Blanton experienced first hand the capture of Hussein. “We received intel that Saddam was holed-up in a farmhouse. There were 12 of us that searched the structures and we found nothing. It looked abandoned. Dec. 13, 2003, we received intel about this same location. This time, our intel was spot-on and we knew that we had finally found him. About 200 to 300 soldiers surrounded the structure and we found Saddam. A rug had been placed over a door to the area where he was hiding. There was no chance that he was going to slip through. We circled around the target and he was captured. A Black Hawk helicopter came and picked him up and they left. I think there was a definite feeling of relief. Our soul-purpose of being over there was to find Saddam Hussein.” Blanton said.

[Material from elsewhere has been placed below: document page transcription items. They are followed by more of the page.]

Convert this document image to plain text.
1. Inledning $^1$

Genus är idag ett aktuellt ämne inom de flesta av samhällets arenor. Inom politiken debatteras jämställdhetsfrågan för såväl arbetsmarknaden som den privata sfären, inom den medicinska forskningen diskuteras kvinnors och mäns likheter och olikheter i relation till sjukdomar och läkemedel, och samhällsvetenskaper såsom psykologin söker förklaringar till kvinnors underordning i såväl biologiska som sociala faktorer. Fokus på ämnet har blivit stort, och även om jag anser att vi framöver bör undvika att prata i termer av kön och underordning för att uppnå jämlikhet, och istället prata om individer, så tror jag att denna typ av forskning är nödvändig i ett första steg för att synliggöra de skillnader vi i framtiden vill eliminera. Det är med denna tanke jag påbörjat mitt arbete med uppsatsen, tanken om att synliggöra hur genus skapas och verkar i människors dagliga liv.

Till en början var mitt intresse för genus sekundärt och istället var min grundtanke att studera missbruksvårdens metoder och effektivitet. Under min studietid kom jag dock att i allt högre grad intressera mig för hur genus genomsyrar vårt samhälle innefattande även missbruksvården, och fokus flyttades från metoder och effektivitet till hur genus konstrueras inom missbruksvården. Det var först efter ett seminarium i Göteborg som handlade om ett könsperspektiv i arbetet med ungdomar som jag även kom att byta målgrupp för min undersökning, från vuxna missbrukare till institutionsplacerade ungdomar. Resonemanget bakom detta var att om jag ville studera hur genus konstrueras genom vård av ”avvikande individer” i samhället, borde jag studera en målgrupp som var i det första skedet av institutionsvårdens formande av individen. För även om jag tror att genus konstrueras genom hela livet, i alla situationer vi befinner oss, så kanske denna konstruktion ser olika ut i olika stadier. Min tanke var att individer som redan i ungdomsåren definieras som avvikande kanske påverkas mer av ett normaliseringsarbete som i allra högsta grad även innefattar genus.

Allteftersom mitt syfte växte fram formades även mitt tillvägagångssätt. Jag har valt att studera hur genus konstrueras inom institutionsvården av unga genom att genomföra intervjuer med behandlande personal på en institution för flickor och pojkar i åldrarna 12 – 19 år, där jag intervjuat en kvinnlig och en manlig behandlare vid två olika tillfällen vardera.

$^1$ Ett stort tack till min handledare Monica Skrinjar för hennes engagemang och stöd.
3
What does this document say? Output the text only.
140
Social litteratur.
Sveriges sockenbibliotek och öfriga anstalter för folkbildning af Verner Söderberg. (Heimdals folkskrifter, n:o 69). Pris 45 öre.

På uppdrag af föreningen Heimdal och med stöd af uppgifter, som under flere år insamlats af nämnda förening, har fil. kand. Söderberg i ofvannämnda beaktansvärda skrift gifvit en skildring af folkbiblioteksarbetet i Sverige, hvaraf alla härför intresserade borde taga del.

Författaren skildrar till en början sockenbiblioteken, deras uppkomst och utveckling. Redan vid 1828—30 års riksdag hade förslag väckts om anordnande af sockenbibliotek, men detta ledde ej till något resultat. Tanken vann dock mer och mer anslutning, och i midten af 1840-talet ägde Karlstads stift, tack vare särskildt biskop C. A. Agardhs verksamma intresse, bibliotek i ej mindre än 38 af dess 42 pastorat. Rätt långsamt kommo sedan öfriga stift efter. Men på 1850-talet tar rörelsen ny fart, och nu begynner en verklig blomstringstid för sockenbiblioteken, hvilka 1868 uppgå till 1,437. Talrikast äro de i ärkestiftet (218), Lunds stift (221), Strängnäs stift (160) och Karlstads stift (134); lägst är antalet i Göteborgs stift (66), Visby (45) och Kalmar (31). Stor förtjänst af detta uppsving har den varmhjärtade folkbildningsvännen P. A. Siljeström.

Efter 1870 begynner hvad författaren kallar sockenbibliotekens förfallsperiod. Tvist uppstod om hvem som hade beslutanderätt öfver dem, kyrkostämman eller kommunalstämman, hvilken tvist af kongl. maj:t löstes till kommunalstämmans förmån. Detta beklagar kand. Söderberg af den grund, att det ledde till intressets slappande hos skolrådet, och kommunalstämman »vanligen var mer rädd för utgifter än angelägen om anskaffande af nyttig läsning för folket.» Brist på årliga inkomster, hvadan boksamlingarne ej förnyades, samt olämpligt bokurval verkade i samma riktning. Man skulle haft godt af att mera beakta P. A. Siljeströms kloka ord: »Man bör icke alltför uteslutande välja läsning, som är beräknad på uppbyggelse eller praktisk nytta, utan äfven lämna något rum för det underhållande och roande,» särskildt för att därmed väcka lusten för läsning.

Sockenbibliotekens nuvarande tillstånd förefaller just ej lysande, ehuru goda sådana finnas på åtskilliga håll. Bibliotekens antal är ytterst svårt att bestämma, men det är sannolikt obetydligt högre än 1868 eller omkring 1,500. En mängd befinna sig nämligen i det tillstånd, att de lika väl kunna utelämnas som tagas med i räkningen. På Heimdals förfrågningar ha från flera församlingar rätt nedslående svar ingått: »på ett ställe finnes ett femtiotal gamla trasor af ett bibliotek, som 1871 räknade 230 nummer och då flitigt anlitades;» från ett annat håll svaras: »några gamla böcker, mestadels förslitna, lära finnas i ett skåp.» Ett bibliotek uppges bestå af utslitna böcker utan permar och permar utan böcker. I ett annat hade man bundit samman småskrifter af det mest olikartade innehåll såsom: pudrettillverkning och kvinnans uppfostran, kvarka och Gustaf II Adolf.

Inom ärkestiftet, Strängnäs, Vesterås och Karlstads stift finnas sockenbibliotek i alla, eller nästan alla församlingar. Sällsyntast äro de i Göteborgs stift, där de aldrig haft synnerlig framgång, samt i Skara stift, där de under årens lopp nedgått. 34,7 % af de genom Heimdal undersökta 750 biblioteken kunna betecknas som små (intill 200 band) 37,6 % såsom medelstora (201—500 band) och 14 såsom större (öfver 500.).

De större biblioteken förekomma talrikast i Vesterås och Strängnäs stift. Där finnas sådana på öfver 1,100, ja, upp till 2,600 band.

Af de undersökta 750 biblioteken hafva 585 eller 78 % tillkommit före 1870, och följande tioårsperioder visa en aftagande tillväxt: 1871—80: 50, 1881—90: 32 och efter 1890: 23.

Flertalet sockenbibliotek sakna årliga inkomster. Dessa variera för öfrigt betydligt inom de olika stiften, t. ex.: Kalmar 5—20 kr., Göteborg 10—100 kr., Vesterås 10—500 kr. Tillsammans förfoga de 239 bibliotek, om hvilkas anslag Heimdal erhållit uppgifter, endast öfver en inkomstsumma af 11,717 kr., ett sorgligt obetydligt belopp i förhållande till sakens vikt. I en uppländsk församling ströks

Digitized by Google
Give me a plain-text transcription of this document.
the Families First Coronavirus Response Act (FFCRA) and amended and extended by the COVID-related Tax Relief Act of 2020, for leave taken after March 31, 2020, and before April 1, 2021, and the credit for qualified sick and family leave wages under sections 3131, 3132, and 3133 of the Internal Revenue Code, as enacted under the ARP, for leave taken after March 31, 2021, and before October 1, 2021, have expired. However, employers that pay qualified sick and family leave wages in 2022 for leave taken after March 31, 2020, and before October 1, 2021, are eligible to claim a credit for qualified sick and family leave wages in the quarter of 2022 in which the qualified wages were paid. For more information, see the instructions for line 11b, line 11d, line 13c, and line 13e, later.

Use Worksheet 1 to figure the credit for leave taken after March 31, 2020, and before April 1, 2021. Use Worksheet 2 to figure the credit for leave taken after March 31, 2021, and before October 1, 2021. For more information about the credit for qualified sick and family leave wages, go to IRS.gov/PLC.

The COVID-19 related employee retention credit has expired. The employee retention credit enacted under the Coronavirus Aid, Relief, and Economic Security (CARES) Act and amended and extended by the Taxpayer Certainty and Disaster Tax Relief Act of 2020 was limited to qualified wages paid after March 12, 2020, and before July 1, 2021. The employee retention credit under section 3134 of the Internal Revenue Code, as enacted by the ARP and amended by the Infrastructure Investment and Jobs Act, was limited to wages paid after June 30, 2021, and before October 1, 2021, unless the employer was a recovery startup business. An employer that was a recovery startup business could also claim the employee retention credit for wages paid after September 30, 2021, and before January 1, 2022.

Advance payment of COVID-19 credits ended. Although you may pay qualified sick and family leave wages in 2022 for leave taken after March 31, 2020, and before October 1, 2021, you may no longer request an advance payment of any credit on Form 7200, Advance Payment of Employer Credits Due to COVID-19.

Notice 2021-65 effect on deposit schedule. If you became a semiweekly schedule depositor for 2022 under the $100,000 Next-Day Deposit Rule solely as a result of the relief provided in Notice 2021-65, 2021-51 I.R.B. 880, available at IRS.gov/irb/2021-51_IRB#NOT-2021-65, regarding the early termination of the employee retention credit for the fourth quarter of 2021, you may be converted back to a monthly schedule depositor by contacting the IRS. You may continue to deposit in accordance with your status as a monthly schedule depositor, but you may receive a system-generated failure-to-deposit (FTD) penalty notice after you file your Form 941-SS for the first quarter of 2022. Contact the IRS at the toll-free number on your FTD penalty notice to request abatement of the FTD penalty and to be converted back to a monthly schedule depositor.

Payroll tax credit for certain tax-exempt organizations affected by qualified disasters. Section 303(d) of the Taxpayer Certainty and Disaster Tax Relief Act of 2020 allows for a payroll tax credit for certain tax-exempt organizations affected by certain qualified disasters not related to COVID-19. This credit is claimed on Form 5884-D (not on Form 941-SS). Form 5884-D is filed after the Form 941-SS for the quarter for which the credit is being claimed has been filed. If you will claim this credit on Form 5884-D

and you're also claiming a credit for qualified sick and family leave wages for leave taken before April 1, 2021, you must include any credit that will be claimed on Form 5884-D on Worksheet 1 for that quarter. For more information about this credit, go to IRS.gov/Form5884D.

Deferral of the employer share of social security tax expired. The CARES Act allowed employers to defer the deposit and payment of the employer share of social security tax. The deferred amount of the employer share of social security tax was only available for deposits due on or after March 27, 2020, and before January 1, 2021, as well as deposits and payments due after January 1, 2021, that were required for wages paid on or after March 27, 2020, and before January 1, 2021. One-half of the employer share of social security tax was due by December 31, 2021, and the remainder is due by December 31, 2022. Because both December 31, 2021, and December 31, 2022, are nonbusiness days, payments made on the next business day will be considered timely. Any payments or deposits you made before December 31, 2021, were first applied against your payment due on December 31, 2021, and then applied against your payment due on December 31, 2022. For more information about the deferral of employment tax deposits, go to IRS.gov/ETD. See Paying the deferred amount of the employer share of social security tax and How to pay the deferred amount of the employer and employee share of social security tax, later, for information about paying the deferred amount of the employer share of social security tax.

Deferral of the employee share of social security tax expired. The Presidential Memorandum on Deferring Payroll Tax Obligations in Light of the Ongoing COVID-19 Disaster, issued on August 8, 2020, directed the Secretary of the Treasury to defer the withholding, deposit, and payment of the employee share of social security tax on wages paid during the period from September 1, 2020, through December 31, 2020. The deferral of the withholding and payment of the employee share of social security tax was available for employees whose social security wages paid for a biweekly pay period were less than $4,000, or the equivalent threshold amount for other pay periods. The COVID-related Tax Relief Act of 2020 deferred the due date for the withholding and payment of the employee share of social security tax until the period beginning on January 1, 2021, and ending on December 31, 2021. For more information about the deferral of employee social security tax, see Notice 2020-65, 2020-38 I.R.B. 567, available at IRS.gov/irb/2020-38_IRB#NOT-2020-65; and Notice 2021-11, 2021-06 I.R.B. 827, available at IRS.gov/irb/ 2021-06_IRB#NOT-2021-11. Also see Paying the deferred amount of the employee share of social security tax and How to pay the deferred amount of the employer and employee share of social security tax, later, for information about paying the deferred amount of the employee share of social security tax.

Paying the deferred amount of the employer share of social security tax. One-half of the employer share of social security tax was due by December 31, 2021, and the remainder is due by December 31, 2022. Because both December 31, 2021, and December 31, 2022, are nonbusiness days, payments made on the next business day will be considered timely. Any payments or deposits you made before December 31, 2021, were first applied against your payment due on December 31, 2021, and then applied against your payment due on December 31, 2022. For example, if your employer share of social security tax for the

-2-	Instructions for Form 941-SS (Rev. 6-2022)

Blanton returned home in April 2004. He said he has no wish to go back overseas. “I have eight years until I retire,” Blanton said. “When I retire, I will have served my country for 20 years.”
Blanton now serves as a Texas Army National Guard recruiter and has been doing so for seven years. He visits two to three high schools a day to promote the Texas Army National Guard. “When I was recruited right out of Canton High School, that was the only recruiter I ever saw during that time,” he said. “I want to let people know that college can be free if you sign up. Someone can leave a small town, get paid to be in an active military branch, have their entire college career paid for and benefit in so many ways. It is a great opportunity and I will carry what I have learned from my time in service throughout my life.”
Blanton currently resides in Canton with his wife and three children.